* Artigos de Opinião


2010 |
[ 30-06-2009] 40 Anos de Associativismo da Indústria
Fazer quarenta anos é um marco. É-o na idade de todos nós e é-o, com mais razão, na existência de uma Associação. São 40 anos de dedicação à indústria dos alimentos compostos e de cometimento a um objectivo de defender as suas empresas perante o Estado (a maioria das vezes ausente ou pior!), os parceiros sociais e todos aqueles que, fruto de uma impunidade inimaginável, vão distorcendo a concorrência.

Por uma questão matemática, elementar, a IACA terá nascido no ano 1969. Nasceu certamente como um Grémio para, em 1975, se transformar numa Associação.

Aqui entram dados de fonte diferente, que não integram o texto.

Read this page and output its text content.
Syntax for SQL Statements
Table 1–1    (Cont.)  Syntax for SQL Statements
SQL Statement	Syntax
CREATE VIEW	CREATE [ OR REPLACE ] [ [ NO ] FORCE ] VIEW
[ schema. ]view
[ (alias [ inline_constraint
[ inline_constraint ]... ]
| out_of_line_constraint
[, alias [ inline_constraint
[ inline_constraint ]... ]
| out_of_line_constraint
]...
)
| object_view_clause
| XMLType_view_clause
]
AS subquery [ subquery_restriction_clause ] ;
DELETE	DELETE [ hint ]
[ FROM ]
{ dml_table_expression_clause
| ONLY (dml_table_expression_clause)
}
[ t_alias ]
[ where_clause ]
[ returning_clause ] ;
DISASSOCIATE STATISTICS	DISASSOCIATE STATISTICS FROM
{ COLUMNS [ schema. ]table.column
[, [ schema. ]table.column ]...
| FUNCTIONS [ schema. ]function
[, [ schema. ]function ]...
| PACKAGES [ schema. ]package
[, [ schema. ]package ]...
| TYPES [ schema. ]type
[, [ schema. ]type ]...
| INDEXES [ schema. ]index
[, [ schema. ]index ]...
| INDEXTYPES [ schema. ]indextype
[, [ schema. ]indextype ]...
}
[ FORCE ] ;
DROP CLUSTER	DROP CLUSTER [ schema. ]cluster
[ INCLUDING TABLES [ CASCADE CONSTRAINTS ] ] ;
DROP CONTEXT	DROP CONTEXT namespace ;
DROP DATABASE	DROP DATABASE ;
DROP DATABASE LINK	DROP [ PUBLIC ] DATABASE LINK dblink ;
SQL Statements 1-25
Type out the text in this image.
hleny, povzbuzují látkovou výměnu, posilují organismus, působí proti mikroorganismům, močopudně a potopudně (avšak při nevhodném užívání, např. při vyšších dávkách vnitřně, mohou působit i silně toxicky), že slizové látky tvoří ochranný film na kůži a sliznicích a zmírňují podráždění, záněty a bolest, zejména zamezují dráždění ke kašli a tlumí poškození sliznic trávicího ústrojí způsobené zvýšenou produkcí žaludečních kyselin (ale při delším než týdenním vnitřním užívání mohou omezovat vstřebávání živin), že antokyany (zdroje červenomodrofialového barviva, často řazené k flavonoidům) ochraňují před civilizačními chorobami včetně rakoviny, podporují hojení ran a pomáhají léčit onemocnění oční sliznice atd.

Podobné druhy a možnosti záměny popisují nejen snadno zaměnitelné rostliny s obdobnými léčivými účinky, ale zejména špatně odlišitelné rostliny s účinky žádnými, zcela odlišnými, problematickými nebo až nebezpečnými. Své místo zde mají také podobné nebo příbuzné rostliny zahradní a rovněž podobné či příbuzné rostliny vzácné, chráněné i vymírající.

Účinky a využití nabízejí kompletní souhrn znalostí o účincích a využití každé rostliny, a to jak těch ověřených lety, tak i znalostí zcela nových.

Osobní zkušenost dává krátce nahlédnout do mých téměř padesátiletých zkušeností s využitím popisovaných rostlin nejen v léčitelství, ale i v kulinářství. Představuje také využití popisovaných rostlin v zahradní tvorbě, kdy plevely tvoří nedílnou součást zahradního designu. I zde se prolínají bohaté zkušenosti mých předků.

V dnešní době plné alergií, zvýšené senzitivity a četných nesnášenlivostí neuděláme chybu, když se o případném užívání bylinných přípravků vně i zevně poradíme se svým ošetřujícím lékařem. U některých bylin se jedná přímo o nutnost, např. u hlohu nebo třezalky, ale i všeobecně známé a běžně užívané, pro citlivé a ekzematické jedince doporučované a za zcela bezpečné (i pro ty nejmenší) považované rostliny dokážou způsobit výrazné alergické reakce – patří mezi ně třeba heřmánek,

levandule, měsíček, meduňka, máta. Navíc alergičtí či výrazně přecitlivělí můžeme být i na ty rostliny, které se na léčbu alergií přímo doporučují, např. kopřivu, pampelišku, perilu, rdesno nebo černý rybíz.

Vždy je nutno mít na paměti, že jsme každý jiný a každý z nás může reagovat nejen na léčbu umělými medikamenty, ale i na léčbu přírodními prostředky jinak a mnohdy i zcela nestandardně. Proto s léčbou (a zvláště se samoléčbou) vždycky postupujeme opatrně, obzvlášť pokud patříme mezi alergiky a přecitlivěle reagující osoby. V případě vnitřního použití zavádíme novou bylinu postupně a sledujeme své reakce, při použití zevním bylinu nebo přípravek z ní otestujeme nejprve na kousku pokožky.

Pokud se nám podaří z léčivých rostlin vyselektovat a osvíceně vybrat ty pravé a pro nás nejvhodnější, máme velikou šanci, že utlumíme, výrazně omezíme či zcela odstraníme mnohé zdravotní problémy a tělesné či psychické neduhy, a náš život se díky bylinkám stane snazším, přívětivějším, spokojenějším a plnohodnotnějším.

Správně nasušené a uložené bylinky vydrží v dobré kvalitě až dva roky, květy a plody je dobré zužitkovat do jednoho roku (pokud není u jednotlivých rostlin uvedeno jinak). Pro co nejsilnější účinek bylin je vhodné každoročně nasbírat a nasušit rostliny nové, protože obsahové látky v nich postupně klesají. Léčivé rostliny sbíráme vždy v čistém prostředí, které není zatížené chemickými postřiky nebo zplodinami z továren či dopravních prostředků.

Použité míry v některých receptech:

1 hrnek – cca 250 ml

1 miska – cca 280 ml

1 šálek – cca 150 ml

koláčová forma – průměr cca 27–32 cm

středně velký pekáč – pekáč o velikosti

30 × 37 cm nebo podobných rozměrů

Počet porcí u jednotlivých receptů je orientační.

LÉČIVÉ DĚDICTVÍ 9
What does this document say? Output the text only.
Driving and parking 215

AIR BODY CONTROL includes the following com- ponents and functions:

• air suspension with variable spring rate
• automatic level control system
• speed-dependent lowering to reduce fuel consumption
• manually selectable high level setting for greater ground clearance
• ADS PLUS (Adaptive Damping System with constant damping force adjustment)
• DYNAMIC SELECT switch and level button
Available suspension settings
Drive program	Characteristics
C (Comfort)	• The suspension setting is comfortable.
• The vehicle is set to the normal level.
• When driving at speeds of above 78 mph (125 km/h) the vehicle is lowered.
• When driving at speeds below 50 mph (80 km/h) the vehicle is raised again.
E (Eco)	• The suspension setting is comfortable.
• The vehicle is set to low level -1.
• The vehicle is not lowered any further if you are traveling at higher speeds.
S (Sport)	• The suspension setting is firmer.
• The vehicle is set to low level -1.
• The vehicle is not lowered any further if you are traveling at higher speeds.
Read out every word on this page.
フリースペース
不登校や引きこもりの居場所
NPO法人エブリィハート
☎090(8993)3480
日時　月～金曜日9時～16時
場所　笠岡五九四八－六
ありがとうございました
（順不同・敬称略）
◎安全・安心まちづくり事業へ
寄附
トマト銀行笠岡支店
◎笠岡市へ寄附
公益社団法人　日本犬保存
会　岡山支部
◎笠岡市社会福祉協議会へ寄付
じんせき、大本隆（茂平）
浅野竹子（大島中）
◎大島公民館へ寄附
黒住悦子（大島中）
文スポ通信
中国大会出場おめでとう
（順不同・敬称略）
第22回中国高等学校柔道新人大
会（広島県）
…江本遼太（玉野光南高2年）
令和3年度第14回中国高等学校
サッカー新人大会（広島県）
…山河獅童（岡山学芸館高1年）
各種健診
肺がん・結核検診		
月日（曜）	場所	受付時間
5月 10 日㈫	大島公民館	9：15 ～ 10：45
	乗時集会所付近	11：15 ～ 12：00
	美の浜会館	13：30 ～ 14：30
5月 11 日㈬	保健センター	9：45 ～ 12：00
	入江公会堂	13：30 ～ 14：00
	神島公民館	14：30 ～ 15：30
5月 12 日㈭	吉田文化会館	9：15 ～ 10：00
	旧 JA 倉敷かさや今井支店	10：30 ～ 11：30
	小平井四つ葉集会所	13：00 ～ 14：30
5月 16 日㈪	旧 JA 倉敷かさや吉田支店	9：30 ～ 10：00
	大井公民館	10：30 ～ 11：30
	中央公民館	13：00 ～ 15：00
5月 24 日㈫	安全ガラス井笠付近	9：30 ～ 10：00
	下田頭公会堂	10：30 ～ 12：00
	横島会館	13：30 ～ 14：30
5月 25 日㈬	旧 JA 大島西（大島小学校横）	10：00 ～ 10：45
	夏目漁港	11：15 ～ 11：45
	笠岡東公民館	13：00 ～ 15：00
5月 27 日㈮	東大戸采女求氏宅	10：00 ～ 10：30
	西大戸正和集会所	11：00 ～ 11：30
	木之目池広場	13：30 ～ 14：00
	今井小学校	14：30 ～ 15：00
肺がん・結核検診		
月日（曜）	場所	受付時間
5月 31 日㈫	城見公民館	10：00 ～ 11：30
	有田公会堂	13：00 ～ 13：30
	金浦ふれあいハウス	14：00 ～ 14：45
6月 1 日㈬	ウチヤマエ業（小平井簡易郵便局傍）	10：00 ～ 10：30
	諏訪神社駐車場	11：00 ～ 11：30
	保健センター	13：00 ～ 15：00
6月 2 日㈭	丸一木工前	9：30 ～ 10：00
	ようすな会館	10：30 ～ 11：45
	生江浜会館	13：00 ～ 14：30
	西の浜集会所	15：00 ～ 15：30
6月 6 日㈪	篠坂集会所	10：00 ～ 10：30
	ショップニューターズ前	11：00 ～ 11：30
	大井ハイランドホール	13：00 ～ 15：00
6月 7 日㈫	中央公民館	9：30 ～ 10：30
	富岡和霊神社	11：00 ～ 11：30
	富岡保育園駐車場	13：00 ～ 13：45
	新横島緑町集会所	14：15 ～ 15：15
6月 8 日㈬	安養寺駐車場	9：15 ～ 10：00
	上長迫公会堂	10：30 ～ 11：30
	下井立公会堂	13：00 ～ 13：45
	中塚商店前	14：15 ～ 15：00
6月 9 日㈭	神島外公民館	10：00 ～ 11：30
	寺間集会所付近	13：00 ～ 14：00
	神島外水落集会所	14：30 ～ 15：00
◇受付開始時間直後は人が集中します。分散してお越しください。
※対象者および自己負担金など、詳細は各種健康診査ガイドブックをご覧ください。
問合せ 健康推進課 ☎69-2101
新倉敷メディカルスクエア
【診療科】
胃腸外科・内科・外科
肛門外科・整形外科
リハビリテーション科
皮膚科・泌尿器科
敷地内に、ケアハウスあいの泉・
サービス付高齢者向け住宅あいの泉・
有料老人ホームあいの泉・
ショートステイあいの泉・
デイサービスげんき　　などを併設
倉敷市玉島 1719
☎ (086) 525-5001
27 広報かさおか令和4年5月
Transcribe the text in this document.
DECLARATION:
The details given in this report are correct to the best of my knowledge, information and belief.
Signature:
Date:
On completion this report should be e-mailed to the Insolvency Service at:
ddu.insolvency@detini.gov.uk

Não me lembro do nascimento ... mas vivi intimamente ligado a ela (IACA) desde os seus infantis 3 anos. Ainda hoje, 37 anos volvidos, continuo a sentir o seu pulsar, a atendê-la nos seus pedidos e a ampará-la nos seus momentos menos bons. Não o faço por caridade ou show-of ... faço-o pelo fascínio que ela exerce sobre mim.       

Penso que, na IACA, fui tudo quanto um associado pode ambicionar ser. Dediquei-lhe, com enorme prazer, toda a minha energia. Posso, por isso, contar a história. Tive momentos gratificantes de êxito e tive momentos frustrantes e de enorme revolta. Em todos eles assumi, dentro das minhas capacidades, as responsabilidades que entendi pertencerem-me.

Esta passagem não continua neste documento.